Enclosure, Garryduff, Co. Cork
Co. Cork |
Enclosures
In the Garryduff townland of County Cork, a sacred enclosure once stood that is now gone, cleared away during routine agricultural work.
What we know of it survives only in older maps and a fragment of fieldwork: an oval earthwork roughly 80 metres along its longest axis, first captured on the 1842 Ordnance Survey six-inch map as a hachured form, those short radiating lines surveyors used to suggest raised or banked ground. By the time the same ground was mapped again in 1904 and 1936, the shape had grown more irregular, and sometime after that it was levelled entirely during field fence clearance.

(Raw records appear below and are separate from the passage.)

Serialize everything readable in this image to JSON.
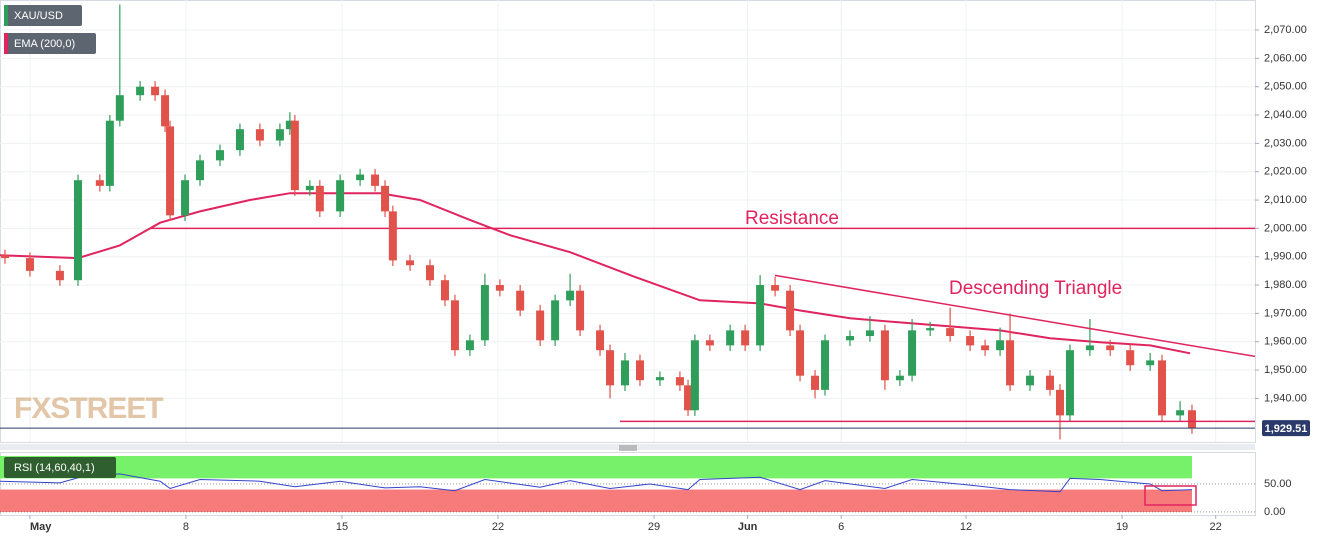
{
  "chart_data": [
    {
      "type": "candlestick",
      "legend": [
        "XAU/USD",
        "EMA (200,0)"
      ],
      "watermark": "FXSTREET",
      "up_color": "#2f9e5a",
      "down_color": "#e0524a",
      "xlim": [
        -0.96,
        39.26
      ],
      "ylim": [
        1924.6,
        2080.6
      ],
      "yticks": [
        {
          "value": 2070,
          "label": "2,070.00"
        },
        {
          "value": 2060,
          "label": "2,060.00"
        },
        {
          "value": 2050,
          "label": "2,050.00"
        },
        {
          "value": 2040,
          "label": "2,040.00"
        },
        {
          "value": 2030,
          "label": "2,030.00"
        },
        {
          "value": 2020,
          "label": "2,020.00"
        },
        {
          "value": 2010,
          "label": "2,010.00"
        },
        {
          "value": 2000,
          "label": "2,000.00"
        },
        {
          "value": 1990,
          "label": "1,990.00"
        },
        {
          "value": 1980,
          "label": "1,980.00"
        },
        {
          "value": 1970,
          "label": "1,970.00"
        },
        {
          "value": 1960,
          "label": "1,960.00"
        },
        {
          "value": 1950,
          "label": "1,950.00"
        },
        {
          "value": 1940,
          "label": "1,940.00"
        }
      ],
      "grid": true,
      "x": [
        -0.8,
        0,
        0.96,
        1.54,
        2.24,
        2.56,
        2.88,
        3.53,
        4.01,
        4.33,
        4.49,
        4.97,
        5.45,
        6.09,
        6.73,
        7.37,
        8.01,
        8.33,
        8.49,
        8.97,
        9.29,
        9.94,
        10.58,
        11.06,
        11.38,
        11.63,
        12.18,
        12.82,
        13.3,
        13.62,
        14.1,
        14.58,
        15.06,
        15.71,
        16.35,
        16.83,
        17.31,
        17.63,
        18.27,
        18.59,
        19.07,
        19.55,
        20.19,
        20.83,
        21.09,
        21.31,
        21.79,
        22.44,
        22.92,
        23.4,
        23.88,
        24.36,
        24.68,
        25.16,
        25.48,
        26.28,
        26.92,
        27.4,
        27.88,
        28.27,
        28.85,
        29.49,
        30.13,
        30.61,
        31.09,
        31.41,
        32.05,
        32.69,
        33.01,
        33.33,
        33.97,
        34.62,
        35.26,
        35.9,
        36.28,
        36.86,
        37.24
      ],
      "open": [
        1990.5,
        1989.5,
        1985,
        1981.7,
        2017,
        2015,
        2038,
        2047,
        2050,
        2047,
        2036,
        2004.6,
        2017,
        2024,
        2027.6,
        2035,
        2031,
        2035,
        2038,
        2013.5,
        2015,
        2006,
        2017,
        2019,
        2015,
        2006,
        1988.7,
        1987,
        1981.7,
        1974.6,
        1957,
        1960.5,
        1980,
        1978,
        1971,
        1960.5,
        1974.6,
        1978,
        1964,
        1957,
        1944.6,
        1953.4,
        1946.4,
        1947.5,
        1944.6,
        1935.8,
        1960.5,
        1958.7,
        1964,
        1958.7,
        1980,
        1978,
        1964,
        1948,
        1943,
        1960.5,
        1962,
        1964,
        1946.4,
        1948,
        1964,
        1964.8,
        1962,
        1958.7,
        1957,
        1960.5,
        1944.6,
        1948,
        1943,
        1934,
        1957,
        1958.7,
        1957,
        1951.7,
        1953.4,
        1934,
        1935.8
      ],
      "high": [
        1992.5,
        1991.5,
        1987,
        2019,
        2019,
        2040,
        2079,
        2052,
        2052,
        2049,
        2038,
        2019,
        2026,
        2029.6,
        2037,
        2037,
        2037,
        2041,
        2040,
        2017,
        2017,
        2019,
        2021,
        2021,
        2017,
        2008,
        1990.7,
        1989,
        1983.7,
        1976.6,
        1962.5,
        1984,
        1982,
        1980,
        1973,
        1976.6,
        1984,
        1980,
        1966,
        1959,
        1956,
        1955.4,
        1949.5,
        1949.5,
        1946.6,
        1962.5,
        1962.5,
        1966,
        1966,
        1983.5,
        1983,
        1980,
        1966,
        1950,
        1962.5,
        1964,
        1969,
        1966,
        1950,
        1968,
        1967,
        1972,
        1964,
        1960.7,
        1965,
        1970,
        1950,
        1950,
        1945,
        1959,
        1968,
        1960.7,
        1959,
        1956,
        1955.4,
        1939,
        1937.8
      ],
      "low": [
        1987.5,
        1983,
        1979.7,
        1979.7,
        2013,
        2013,
        2036,
        2045,
        2045,
        2034,
        2002.6,
        2002.6,
        2015,
        2022,
        2025.6,
        2029,
        2029,
        2033,
        2011.5,
        2011.5,
        2004,
        2004,
        2015,
        2013,
        2004,
        1986.7,
        1985,
        1979.7,
        1972.6,
        1955,
        1955,
        1958.5,
        1976,
        1969,
        1958.5,
        1958.5,
        1972.6,
        1962,
        1955,
        1940,
        1942.6,
        1944.4,
        1944.4,
        1942.6,
        1933.8,
        1933.8,
        1956.7,
        1956.7,
        1956.7,
        1956.7,
        1976,
        1962,
        1946,
        1940,
        1941,
        1958.5,
        1960,
        1943,
        1944.4,
        1946,
        1962,
        1960,
        1956.7,
        1955,
        1955,
        1942.6,
        1942.6,
        1941,
        1925.5,
        1932,
        1955,
        1955,
        1949.7,
        1949.7,
        1932,
        1932,
        1927.5
      ],
      "close": [
        1989.5,
        1985,
        1981.7,
        2017,
        2015,
        2038,
        2047,
        2050,
        2047,
        2036,
        2004.6,
        2017,
        2024,
        2027.6,
        2035,
        2031,
        2035,
        2038,
        2013.5,
        2015,
        2006,
        2017,
        2019,
        2015,
        2006,
        1988.7,
        1987,
        1981.7,
        1974.6,
        1957,
        1960.5,
        1980,
        1978,
        1971,
        1960.5,
        1974.6,
        1978,
        1964,
        1957,
        1944.6,
        1953.4,
        1946.4,
        1947.5,
        1944.6,
        1935.8,
        1960.5,
        1958.7,
        1964,
        1958.7,
        1980,
        1978,
        1964,
        1948,
        1943,
        1960.5,
        1962,
        1964,
        1946.4,
        1948,
        1964,
        1964.8,
        1962,
        1958.7,
        1957,
        1960.5,
        1944.6,
        1948,
        1943,
        1934,
        1957,
        1958.7,
        1957,
        1951.7,
        1953.4,
        1934,
        1935.8,
        1929.51
      ],
      "ema": {
        "color": "#e0245e",
        "x": [
          -0.96,
          1.54,
          2.88,
          4.17,
          5.45,
          7.05,
          8.33,
          11.22,
          12.5,
          14.1,
          15.38,
          17.31,
          19.23,
          21.47,
          23.4,
          24.68,
          26.28,
          27.88,
          29.49,
          31.09,
          32.69,
          34.29,
          35.9,
          37.18
        ],
        "values": [
          1990.5,
          1989.5,
          1994,
          2002,
          2006,
          2010,
          2012.4,
          2012.4,
          2010,
          2003,
          1997.6,
          1991.6,
          1983.5,
          1974.6,
          1973.5,
          1971,
          1968.3,
          1966.8,
          1965.4,
          1964,
          1961.2,
          1959.8,
          1958.7,
          1955.9
        ]
      },
      "resistance": {
        "label": "Resistance",
        "value": 2000,
        "x_start": 3.85,
        "color": "#e0245e"
      },
      "triangle": {
        "label": "Descending Triangle",
        "color": "#e0245e",
        "upper": {
          "x": [
            23.88,
            39.26
          ],
          "y": [
            1983.4,
            1954.8
          ]
        },
        "lower": {
          "x": [
            18.91,
            39.26
          ],
          "y": [
            1931.9,
            1931.9
          ]
        }
      },
      "last_price": {
        "value": 1929.51,
        "label": "1,929.51",
        "color": "#2b3a6b"
      }
    },
    {
      "type": "line",
      "legend": "RSI (14,60,40,1)",
      "color": "#3344cc",
      "xlim": [
        -0.96,
        39.26
      ],
      "ylim": [
        -5.4,
        107.1
      ],
      "yticks": [
        {
          "value": 50,
          "label": "50.00"
        },
        {
          "value": 0,
          "label": "0.00"
        }
      ],
      "bands": [
        {
          "from": 60,
          "to": 100,
          "color": "#77f06a"
        },
        {
          "from": 0,
          "to": 40,
          "color": "#f77b7b"
        }
      ],
      "xticks": [
        {
          "value": 0,
          "label": "May"
        },
        {
          "value": 5,
          "label": "8"
        },
        {
          "value": 10,
          "label": "15"
        },
        {
          "value": 15,
          "label": "22"
        },
        {
          "value": 20,
          "label": "29"
        },
        {
          "value": 23,
          "label": "Jun"
        },
        {
          "value": 26,
          "label": "6"
        },
        {
          "value": 30,
          "label": "12"
        },
        {
          "value": 35,
          "label": "19"
        },
        {
          "value": 38,
          "label": "22"
        }
      ],
      "x": [
        -0.96,
        0.96,
        1.6,
        2.88,
        4.17,
        4.49,
        5.45,
        7.37,
        8.49,
        9.94,
        11.38,
        12.5,
        13.62,
        14.58,
        16.35,
        17.31,
        18.59,
        19.87,
        21.09,
        21.47,
        23.4,
        24.68,
        25.48,
        27.4,
        28.27,
        30.13,
        31.41,
        33.01,
        33.33,
        34.29,
        35.9,
        36.28,
        37.24
      ],
      "values": [
        55,
        52,
        62,
        68,
        55,
        42,
        58,
        55,
        45,
        55,
        43,
        45,
        38,
        58,
        44,
        56,
        42,
        50,
        40,
        58,
        62,
        40,
        56,
        42,
        58,
        48,
        40,
        36,
        60,
        58,
        50,
        38,
        40
      ]
    }
  ]
}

The researcher Power, who recorded the site, identified it as a ceall or killeen, terms used in Ireland for small, often informal burial grounds, sometimes associated with early Christian activity and frequently set apart from consecrated parish cemeteries. These places tended to receive the unbaptised, the marginalised, or simply those too remote from a church. Power noted that a fence ranging from two to seven feet in height still enclosed what he called the once sacred place, and that just outside the fence lay a substantial boulder, six feet by three feet, with a bullán stone hollow worked into its face. A bullán is a cup-shaped depression ground into rock, typically around nine inches across and several inches deep in this case, and such features are commonly associated with early ecclesiastical sites across Ireland, though their precise function remains debated. The fact that this particular stone lay outside rather than within the enclosure is a small but telling detail, suggesting a kind of threshold position, neither fully inside nor excluded.